We ask God to use us, but we don’t want to be bothered. We have lofty dreams of rescuing kids from the trafficking industry, but we can’t break away from our sweet dreams and get out of bed to serve at our church’s early service. We want to travel the world preaching the gospel to stadiums of people but we won’t even look up from our phones to smile at the person sitting at the table next to ours at a coffee shop. We know we’re supposed to care for those experiencing homelessness, but, oh, that guy is just looking for money to buy alcohol. Surely Jesus didn’t mean him, right? We have a rooftop happy hour to get to. We pray for others to be interrupted to provide a room for a kiddo in the foster care system because we don’t feel “called.” Carrying the burden of loving a broken-hearted child is too hard. But then we don’t even want to make a simple extra stop on the way home from work when God prompts us to, because we’re tired and just want to crash on the couch in front of the tv. What if God wants you to scratch your dinner plans and pick up takeout from Panera Bread to pray and pay for the person behind you in line?

Our charge is to love others, to care for the widow and the orphan, to feed and clothe the homeless, to be the face of Jesus to a broken world. And we’re too busy. Our schedules are too full. We don’t allow God any room to interrupt us for His work. We box Him into our plans and expect Him to do what we want Him to do instead of the other way around.

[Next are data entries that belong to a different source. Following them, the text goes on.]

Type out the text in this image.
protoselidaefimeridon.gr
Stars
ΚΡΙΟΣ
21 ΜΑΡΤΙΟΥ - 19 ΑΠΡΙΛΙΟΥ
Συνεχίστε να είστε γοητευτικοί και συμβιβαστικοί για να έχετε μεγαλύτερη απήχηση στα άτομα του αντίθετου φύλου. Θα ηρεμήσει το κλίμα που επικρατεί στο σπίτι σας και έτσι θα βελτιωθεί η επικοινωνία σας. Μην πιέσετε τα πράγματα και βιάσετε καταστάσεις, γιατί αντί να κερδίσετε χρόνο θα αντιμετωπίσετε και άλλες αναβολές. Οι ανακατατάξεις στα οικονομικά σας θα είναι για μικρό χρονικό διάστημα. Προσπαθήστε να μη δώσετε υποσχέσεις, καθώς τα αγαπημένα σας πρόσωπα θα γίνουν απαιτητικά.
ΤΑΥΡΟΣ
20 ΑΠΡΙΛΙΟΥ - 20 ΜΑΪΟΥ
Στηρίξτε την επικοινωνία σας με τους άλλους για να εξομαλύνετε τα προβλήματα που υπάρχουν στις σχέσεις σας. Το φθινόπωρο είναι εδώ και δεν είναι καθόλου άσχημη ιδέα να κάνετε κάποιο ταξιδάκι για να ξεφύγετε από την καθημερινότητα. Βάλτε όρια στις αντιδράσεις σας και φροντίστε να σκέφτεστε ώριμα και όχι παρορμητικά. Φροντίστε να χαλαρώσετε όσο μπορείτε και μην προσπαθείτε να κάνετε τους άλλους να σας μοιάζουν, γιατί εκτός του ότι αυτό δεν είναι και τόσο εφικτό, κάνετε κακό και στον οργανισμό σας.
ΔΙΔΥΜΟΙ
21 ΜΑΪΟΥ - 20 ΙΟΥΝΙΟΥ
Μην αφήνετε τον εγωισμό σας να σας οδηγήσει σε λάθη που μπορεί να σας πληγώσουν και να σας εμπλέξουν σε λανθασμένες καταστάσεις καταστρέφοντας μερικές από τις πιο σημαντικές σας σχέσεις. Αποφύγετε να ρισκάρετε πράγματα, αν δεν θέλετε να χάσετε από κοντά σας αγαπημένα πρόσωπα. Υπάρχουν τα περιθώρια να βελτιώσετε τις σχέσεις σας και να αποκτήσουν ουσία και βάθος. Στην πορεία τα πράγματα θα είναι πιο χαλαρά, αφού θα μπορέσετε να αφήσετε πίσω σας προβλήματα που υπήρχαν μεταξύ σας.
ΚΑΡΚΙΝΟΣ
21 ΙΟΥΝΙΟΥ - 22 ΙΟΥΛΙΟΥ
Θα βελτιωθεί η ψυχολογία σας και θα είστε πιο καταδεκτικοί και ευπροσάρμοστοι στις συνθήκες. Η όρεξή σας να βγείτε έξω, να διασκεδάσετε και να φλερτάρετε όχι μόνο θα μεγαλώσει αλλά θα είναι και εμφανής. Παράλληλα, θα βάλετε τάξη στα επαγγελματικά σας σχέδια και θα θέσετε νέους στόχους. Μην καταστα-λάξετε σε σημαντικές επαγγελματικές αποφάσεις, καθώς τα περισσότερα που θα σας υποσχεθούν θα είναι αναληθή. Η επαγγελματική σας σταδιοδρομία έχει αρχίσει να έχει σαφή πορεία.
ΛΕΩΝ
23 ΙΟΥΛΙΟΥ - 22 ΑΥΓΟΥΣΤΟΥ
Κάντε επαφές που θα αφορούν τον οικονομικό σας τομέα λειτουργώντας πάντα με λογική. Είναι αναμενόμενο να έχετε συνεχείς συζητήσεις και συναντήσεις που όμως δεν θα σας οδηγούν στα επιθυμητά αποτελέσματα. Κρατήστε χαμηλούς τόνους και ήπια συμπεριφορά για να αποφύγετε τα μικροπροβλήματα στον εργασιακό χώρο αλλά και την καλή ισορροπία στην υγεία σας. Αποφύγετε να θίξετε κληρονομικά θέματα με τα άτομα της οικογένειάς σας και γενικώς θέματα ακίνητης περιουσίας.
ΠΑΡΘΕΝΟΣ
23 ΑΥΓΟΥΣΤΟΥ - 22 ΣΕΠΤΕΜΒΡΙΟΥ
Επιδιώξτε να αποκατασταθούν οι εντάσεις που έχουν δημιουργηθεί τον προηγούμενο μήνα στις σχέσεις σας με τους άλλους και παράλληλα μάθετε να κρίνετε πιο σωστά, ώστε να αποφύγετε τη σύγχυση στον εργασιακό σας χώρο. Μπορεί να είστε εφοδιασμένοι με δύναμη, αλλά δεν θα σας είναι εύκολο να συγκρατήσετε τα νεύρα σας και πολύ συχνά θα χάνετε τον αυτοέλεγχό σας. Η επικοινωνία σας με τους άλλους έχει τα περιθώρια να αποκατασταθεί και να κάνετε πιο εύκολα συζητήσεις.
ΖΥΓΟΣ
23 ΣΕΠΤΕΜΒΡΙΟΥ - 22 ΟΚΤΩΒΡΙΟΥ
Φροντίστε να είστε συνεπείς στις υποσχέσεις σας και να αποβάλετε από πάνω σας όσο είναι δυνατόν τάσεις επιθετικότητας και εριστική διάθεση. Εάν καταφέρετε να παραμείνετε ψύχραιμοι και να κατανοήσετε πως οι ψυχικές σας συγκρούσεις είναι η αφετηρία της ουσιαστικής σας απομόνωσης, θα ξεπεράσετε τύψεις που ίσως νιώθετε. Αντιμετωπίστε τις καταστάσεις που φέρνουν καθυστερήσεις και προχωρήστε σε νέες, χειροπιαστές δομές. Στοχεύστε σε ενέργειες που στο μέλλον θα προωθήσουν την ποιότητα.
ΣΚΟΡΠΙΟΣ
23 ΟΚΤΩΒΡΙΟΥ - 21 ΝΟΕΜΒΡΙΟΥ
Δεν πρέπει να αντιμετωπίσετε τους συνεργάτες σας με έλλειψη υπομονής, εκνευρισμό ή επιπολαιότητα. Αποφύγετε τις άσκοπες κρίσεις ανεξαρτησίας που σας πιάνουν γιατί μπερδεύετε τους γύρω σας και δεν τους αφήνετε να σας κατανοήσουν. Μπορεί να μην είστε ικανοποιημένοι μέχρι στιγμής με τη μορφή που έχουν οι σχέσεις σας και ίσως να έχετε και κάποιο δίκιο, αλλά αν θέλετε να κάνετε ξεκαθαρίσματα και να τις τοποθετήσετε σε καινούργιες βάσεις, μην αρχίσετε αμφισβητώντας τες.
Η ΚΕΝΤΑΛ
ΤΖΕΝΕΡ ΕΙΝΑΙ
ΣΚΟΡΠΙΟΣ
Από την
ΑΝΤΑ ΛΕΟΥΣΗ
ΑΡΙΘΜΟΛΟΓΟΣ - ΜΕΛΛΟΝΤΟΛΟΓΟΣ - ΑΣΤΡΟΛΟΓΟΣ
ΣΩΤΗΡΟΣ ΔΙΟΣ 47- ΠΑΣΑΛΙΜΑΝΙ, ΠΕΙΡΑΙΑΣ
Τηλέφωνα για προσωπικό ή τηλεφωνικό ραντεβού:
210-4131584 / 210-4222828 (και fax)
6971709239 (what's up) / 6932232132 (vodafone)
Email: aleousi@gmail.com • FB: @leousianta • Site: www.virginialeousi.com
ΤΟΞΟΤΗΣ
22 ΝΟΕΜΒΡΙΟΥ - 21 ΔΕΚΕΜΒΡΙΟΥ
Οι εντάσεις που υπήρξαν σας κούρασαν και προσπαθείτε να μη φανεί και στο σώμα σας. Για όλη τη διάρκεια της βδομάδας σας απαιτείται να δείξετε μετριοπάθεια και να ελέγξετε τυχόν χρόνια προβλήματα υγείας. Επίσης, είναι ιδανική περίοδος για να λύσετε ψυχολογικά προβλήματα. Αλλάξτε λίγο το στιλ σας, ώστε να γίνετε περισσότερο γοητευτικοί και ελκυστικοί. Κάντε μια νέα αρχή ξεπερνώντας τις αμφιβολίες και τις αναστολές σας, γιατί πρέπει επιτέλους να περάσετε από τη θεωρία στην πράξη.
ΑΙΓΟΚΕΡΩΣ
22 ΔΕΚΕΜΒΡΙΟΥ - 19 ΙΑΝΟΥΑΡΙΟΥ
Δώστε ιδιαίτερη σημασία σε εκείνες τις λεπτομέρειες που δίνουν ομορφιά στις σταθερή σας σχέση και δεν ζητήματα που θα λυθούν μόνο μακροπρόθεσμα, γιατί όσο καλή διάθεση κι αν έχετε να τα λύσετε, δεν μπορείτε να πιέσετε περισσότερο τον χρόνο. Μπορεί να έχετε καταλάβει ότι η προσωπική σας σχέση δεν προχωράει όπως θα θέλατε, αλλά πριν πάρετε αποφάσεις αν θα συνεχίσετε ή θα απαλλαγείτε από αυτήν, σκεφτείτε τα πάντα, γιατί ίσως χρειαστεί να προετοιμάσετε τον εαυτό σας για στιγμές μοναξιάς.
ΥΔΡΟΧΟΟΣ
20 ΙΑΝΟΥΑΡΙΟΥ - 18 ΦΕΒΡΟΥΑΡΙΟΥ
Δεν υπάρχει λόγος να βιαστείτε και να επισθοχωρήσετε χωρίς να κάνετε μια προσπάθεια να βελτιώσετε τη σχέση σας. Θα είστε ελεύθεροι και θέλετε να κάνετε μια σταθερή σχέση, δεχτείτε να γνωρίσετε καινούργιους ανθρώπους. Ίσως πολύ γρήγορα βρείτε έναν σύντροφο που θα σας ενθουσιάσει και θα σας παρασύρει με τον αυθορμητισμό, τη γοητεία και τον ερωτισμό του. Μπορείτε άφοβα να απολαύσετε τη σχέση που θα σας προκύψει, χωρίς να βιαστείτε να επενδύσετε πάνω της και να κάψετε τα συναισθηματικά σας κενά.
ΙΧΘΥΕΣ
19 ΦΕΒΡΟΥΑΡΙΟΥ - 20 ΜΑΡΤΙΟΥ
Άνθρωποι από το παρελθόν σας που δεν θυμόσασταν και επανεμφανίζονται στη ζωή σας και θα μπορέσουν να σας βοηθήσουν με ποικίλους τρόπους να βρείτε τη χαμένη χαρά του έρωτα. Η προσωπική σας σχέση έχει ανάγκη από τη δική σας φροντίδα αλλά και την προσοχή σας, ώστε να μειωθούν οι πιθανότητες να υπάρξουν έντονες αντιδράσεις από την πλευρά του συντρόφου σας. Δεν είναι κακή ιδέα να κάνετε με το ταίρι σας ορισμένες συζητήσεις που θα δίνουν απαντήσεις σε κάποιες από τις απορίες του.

I’m not saying any of this to condemn. Again, I’m preaching to myself. This space is literally named after the concept of redeeming our moments. So it should come as no surprise to me that I’m constantly being challenged in this area. My Planner Girl tendencies give me a semblance of control over my life, but God wants that control. He can do so much more with my time than I can. I’m simply here to invite you into this challenge with me.

It’s time for us to make time, to make room for God to move. He showed us how last year. Now it’s time to activate that slower pace. It’s time to decide to not be rushed. Jesus was never rushed, so neither should we be. Jesus always arrived right on time to encounter the exact right person, and so will we.


Lord slow us down. Open our eyes. Tell us to turn around or go a different route home or to walk into specific stores and restaurants. Lead us to encounter the people You’ve placed in our path and give us the words You want to speak to them. We set our preferences aside. We lay our schedules at your feet. We surrender our plans to You. Interrupt us with what You want to do today.